Hacker News new | ask | show | jobs
by j-pb 370 days ago
This. We finally have a tool that can learn from all the libraries and abstractions that have to fit everybody's needs (and do so badly because there is no free lunch), and extract just the parts that are actually relevant to our problem and domain. This allows you to not only produce a much smaller attack surface, but also allows for domain specific optimisations and shortcuts.
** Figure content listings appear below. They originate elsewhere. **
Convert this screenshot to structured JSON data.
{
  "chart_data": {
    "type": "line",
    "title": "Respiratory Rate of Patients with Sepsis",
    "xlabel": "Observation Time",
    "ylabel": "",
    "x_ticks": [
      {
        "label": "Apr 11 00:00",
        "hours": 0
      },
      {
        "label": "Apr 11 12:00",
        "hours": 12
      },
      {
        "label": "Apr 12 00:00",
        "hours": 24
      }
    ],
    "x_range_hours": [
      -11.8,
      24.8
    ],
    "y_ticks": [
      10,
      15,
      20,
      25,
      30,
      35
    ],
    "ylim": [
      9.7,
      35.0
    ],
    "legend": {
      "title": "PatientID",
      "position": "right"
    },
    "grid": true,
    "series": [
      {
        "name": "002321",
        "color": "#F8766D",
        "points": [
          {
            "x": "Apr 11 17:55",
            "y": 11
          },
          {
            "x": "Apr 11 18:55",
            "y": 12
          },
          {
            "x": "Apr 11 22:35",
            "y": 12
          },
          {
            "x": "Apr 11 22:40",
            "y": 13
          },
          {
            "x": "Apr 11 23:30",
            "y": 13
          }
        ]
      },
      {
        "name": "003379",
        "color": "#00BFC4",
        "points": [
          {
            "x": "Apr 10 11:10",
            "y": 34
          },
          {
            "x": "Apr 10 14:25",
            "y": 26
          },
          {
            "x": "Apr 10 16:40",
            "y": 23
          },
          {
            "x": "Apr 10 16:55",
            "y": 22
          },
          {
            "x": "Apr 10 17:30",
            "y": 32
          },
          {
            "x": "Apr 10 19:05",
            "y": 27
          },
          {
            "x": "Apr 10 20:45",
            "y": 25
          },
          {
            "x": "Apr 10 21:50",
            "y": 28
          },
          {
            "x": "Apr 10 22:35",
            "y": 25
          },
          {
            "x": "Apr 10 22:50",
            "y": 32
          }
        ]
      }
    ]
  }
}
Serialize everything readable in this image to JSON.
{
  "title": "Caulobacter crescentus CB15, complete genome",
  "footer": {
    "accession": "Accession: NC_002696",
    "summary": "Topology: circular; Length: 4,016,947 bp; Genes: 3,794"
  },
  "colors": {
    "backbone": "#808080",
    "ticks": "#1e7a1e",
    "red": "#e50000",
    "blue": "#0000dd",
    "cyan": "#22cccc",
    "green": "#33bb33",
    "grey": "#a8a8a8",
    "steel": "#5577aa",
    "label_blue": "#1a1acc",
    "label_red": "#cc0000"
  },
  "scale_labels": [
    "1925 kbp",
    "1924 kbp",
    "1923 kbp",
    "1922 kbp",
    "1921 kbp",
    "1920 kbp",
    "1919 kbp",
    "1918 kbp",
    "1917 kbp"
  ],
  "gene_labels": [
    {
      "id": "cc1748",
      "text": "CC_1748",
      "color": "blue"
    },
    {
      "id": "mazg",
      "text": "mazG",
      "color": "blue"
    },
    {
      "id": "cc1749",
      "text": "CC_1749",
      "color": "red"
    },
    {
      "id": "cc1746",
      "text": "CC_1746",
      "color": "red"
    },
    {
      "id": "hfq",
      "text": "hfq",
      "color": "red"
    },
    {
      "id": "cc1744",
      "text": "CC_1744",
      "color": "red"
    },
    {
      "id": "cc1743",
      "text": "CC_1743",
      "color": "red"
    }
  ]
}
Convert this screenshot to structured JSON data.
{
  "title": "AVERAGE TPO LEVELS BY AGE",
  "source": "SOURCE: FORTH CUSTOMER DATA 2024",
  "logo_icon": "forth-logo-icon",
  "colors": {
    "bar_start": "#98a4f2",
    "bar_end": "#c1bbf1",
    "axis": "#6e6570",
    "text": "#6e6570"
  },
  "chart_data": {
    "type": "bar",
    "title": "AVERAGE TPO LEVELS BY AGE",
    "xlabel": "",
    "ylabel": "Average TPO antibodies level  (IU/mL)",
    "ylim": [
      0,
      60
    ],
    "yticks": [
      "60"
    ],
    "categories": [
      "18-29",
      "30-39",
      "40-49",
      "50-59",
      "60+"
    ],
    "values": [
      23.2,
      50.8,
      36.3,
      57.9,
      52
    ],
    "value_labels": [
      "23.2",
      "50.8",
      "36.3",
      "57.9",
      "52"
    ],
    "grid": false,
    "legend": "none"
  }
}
It's kinda like project specific semantic monomorphization.

2 comments

Sure. Lot's more debugging than using something battle tested, which is why I have this in my CLAUDE.MD:

> If there is a battle tested, well known package that can help us, then recommend it BEFORE implementing large swaths of custom code.

This is hilarious.
You're right. I didn't fully read what the OP was saying, which is genius; and my response was more towards the article.
I didn't get this either so let me try to explain as ChatGPT did to me:

Monomorphization means taking a generic function and generating a version specific to the type being used, eg a Rust function

  fn identity<T>(x: T) -> T {
      x
  }  
can be compiled into one version for i32 and one for String, which is more efficient since the compiler knows the types:

  fn identity_i32(x: i32) -> i32 { x }
  fn identity_string(x: String) -> String { x }
Semantic monomorphization could mean extracting the parts of the library that are meaningful to generate problem-specific concrete code: instead of importing pandas to do

  import pandas
  df = [{"a": 1}, {"a": 2}]
  total = sum(d["a"] for d in df)
The LLM might skip the import entirely and generate only:

  data = [{"a": 1}, {"a": 2}]
  total = sum(d["a"] for d in data)
If I understood right, the parent found it funny that a comment suggesting we could never use libraries because we can concretize the specific relevant code, would be responded to with a Claude.MD that essentially said "always use libraries instead of concrete relevant code". I missed it because I didn't stop to look up "monomorphization", so I hope this helps anyone else like me get the joke.
Nah, I found it hilarious that any LLM would have any clue what would constitute ‘well baked’ in the context, or that any of this was going to end well.
And what prevents it from having a clue?
You can't expect everyone on this forum to share your dismissive attitude and therefore your comment was both low-effort and confusing.
>This allows you to not only produce a much smaller attack surface

Why does this reduce your attack surface? Can the functions in the library, unrelated to the ones you're using, be triggered by user input somehow?

It's about the functions you _do_ call. Those probably have larger scope beyond your specific use case. Worse they have to support the superposition of various use-cases of their users.

Let's say you got a library to do arbitrary unicode string verification, but your code only ever works with strings of a short bounded length (e.g. 32 byte), an LLM could write you vectored verification instructions for that.